Un pédiatre berruyer jugé pour escroquerie à grande échelle

Les faits reprochés à Hussein El Moussaoui, pédiatre à Bourges, sont lourds : selon le dossier d'instruction, il aurait détourné près de 1,3 million d'euros, dont 1,241 million au détriment de la Caisse primaire d'assurance-maladie du Cher, entre 2016 et 2020. L'affaire a éclaté lorsque des patients ont relevé des anomalies dans leur facturation et les ont signalées.
Après quatre ans d'enquête, le praticien a comparu mercredi devant le tribunal correctionnel de Bourges. Courtois à la barre, il a tenté de justifier les paiements indus, les actes fictifs et les actes surnuméraires qui lui sont reprochés. Mais pour le substitut du procureur, l'affaire ne fait aucun doute : "C'est une escroquerie organisée par une surfacturation intense à des fins d'enrichissement personnel." Un point fermement contesté par la défense, qui reconnaît un non-respect de la nomenclature mais dément toute intention frauduleuse.
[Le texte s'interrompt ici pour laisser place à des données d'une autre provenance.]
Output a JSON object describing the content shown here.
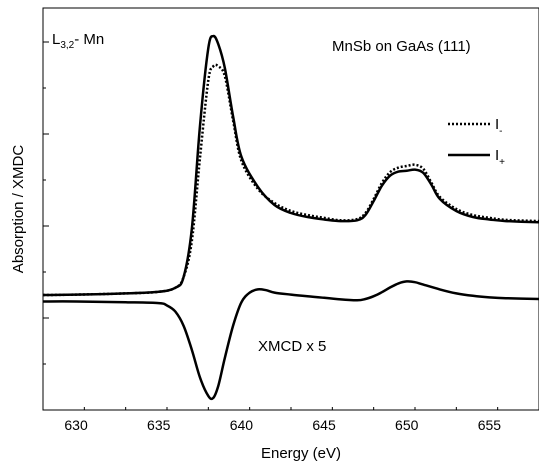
{
  "chart_data": {
    "type": "line",
    "title_left_main": "L",
    "title_left_sub": "3,2",
    "title_left_suffix": "- Mn",
    "title_right": "MnSb on GaAs (111)",
    "annotation": "XMCD x 5",
    "xlabel": "Energy (eV)",
    "ylabel": "Absorption / XMDC",
    "xlim": [
      628,
      658
    ],
    "ylim": [
      0,
      1
    ],
    "x_ticks": [
      630,
      635,
      640,
      645,
      650,
      655
    ],
    "x_tick_labels": [
      "630",
      "635",
      "640",
      "645",
      "650",
      "655"
    ],
    "y_ticks": [],
    "grid": false,
    "legend_position": "right",
    "legend": [
      {
        "main": "I",
        "sub": "-",
        "style": "dotted"
      },
      {
        "main": "I",
        "sub": "+",
        "style": "solid"
      }
    ],
    "series": [
      {
        "key": "I_minus",
        "style": "dotted",
        "x": [
          628,
          630,
          633,
          635,
          636,
          636.5,
          637,
          637.5,
          638,
          638.3,
          638.6,
          639,
          639.5,
          640,
          641,
          642,
          643,
          644,
          645,
          646,
          647,
          647.5,
          648,
          648.5,
          649,
          649.5,
          650,
          650.5,
          651,
          651.5,
          652,
          653,
          654,
          655,
          656,
          658
        ],
        "y": [
          0.286,
          0.287,
          0.29,
          0.294,
          0.304,
          0.33,
          0.42,
          0.63,
          0.82,
          0.855,
          0.855,
          0.83,
          0.72,
          0.62,
          0.55,
          0.515,
          0.495,
          0.485,
          0.478,
          0.472,
          0.475,
          0.49,
          0.525,
          0.565,
          0.592,
          0.603,
          0.607,
          0.61,
          0.6,
          0.565,
          0.53,
          0.5,
          0.485,
          0.478,
          0.473,
          0.47
        ]
      },
      {
        "key": "I_plus",
        "style": "solid",
        "x": [
          628,
          630,
          633,
          635,
          636,
          636.5,
          637,
          637.5,
          638,
          638.3,
          638.6,
          639,
          639.5,
          640,
          641,
          642,
          643,
          644,
          645,
          646,
          647,
          647.5,
          648,
          648.5,
          649,
          649.5,
          650,
          650.5,
          651,
          651.5,
          652,
          653,
          654,
          655,
          656,
          658
        ],
        "y": [
          0.286,
          0.287,
          0.29,
          0.294,
          0.304,
          0.33,
          0.45,
          0.71,
          0.9,
          0.93,
          0.91,
          0.85,
          0.73,
          0.63,
          0.555,
          0.51,
          0.49,
          0.48,
          0.474,
          0.47,
          0.472,
          0.485,
          0.52,
          0.558,
          0.583,
          0.593,
          0.595,
          0.598,
          0.59,
          0.56,
          0.525,
          0.495,
          0.48,
          0.474,
          0.47,
          0.467
        ]
      },
      {
        "key": "xmcd",
        "style": "solid",
        "x": [
          628,
          630,
          633,
          635,
          635.5,
          636,
          636.5,
          637,
          637.5,
          638,
          638.3,
          638.6,
          639,
          639.5,
          640,
          640.5,
          641,
          641.5,
          642,
          643,
          644,
          645,
          646,
          647,
          647.5,
          648,
          648.5,
          649,
          649.5,
          650,
          650.5,
          651,
          652,
          653,
          654,
          655,
          656,
          658
        ],
        "y": [
          0.27,
          0.27,
          0.268,
          0.266,
          0.26,
          0.245,
          0.21,
          0.15,
          0.08,
          0.035,
          0.03,
          0.06,
          0.13,
          0.21,
          0.268,
          0.292,
          0.3,
          0.298,
          0.292,
          0.287,
          0.283,
          0.279,
          0.275,
          0.273,
          0.276,
          0.283,
          0.293,
          0.305,
          0.315,
          0.32,
          0.318,
          0.312,
          0.3,
          0.29,
          0.284,
          0.28,
          0.278,
          0.276
        ]
      }
    ]
  }
}
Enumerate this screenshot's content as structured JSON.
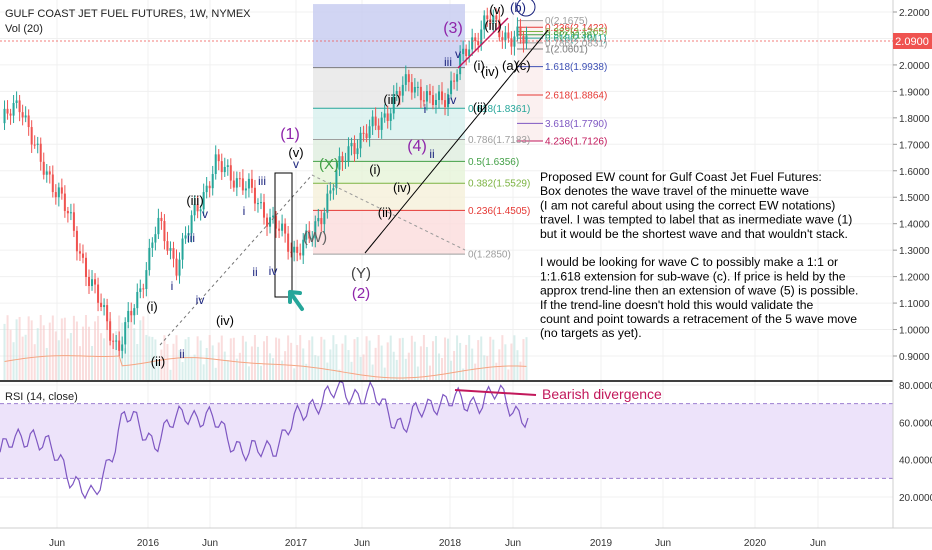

Les faits mis en lumière par l'enquête sont accablants : facturation de consultations pour des enfants absents, décompte de toute une fratrie alors qu'un seul enfant était reçu, ou encore vingt-cinq tests de surdité fictifs au sein d'une même famille. Une enquête menée auprès de cinquante patients a confirmé ces irrégularités.
Arrêté en juin 2020 et mis en examen le mois suivant, l'homme a été incarcéré en mars 2021 à la maison d'arrêt de Nevers pour ne pas avoir réglé sa caution de 400.000 euros. Il a été libéré deux mois plus tard. En octobre 2022, la chambre disciplinaire nationale de l'Ordre des médecins lui a retiré son droit d'exercer, décision confirmée en janvier dernier par le Conseil d'Etat.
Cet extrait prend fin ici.